Plusieurs options permettent ainsi d’optimiser la répartition du patrimoine et de sécuriser ses droits : donation entre époux, clause de préciput, aménagement du régime matrimonial…

Lorsque la succession d’une personne mariée s’ouvre, le conjoint survivant occupe une place spécifique. Le cadre légal défini par le Code civil prévoit ainsi plusieurs cas. Si le défunt n’avait pas d’enfant(s), son conjoint hérite a minima de la moitié des biens si les deux parents du défunt sont encore en vie, des trois-quarts si un seul d’entre eux est vivant et de la totalité si les deux parents sont décédés.

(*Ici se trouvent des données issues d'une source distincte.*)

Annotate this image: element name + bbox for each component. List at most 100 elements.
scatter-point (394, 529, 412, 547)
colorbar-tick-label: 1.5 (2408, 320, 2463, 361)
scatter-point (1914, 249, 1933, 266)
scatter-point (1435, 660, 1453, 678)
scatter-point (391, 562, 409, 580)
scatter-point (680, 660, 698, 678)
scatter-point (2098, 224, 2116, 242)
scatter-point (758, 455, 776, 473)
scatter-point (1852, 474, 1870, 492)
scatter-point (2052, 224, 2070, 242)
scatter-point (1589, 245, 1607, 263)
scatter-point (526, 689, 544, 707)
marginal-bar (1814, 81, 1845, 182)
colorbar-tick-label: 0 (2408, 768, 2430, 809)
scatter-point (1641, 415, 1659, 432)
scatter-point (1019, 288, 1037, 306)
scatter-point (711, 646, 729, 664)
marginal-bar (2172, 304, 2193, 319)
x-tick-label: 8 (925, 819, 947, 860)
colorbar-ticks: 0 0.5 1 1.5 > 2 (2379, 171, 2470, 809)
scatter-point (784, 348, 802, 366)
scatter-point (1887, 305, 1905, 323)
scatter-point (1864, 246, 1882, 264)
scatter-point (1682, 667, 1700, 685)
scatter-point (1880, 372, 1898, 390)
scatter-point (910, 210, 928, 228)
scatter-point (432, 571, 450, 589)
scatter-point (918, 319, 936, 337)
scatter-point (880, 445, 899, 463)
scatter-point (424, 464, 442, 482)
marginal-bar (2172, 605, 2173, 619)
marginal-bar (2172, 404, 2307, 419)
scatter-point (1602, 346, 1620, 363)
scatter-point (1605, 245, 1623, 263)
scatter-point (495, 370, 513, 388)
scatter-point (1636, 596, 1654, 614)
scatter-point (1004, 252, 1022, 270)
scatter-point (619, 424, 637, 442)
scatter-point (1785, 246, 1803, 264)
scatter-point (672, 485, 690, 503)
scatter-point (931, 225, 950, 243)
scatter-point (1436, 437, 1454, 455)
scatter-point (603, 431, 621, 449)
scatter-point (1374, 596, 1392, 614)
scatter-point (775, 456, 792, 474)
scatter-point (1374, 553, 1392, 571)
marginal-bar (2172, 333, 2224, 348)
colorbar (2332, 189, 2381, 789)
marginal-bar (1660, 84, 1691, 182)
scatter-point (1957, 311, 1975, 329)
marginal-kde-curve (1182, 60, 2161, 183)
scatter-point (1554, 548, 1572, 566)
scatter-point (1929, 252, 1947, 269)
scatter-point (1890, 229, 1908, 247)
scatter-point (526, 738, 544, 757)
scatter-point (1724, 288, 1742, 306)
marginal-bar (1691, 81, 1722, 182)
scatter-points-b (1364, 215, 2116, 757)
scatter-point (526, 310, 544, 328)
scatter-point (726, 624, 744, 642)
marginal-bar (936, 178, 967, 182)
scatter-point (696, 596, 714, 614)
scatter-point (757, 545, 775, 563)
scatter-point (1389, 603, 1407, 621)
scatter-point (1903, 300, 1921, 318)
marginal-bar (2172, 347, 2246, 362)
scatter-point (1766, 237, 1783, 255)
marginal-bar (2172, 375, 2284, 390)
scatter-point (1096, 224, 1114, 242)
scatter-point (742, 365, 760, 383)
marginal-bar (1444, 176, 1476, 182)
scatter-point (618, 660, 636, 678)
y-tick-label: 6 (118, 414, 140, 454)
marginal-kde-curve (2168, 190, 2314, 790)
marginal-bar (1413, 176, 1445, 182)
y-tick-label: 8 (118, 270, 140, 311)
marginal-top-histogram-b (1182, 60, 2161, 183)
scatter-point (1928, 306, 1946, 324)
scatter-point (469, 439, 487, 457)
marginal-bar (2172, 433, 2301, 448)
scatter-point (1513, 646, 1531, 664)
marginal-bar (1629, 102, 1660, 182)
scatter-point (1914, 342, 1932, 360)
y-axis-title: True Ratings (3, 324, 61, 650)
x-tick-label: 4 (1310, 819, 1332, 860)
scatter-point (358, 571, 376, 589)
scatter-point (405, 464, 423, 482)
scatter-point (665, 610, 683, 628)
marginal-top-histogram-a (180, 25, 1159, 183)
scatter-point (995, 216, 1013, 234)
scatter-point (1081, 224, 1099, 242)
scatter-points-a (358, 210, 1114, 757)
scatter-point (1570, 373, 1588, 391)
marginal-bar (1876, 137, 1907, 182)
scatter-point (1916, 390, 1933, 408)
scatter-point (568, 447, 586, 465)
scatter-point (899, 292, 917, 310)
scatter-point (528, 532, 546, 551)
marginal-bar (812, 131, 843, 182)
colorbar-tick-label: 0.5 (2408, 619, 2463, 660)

Un choix à faire en cas d’enfants en commun

En présence d’enfants communs, la loi offre un choix au conjoint survivant : il peut hériter soit de la pleine propriété d’un quart des biens du défunt, soit de l’usufruit de la totalité de ses biens. Attention toutefois, s’il existe des enfants nés d’une précédente union, cette alternative n’est pas autorisée et seule la possibilité d’hériter d’un quart des biens en pleine propriété s’applique.

A la place de ces dispositions légales, un testament peut prévoir une autre forme de répartition susceptible d’améliorer le sort du conjoint survivant. Ceci doit cependant être fait en respectant certaines règles, notamment le respect de la réserve héréditaire des enfants. Cette part réservataire est fixée par la loi et varie selon le nombre d’enfants.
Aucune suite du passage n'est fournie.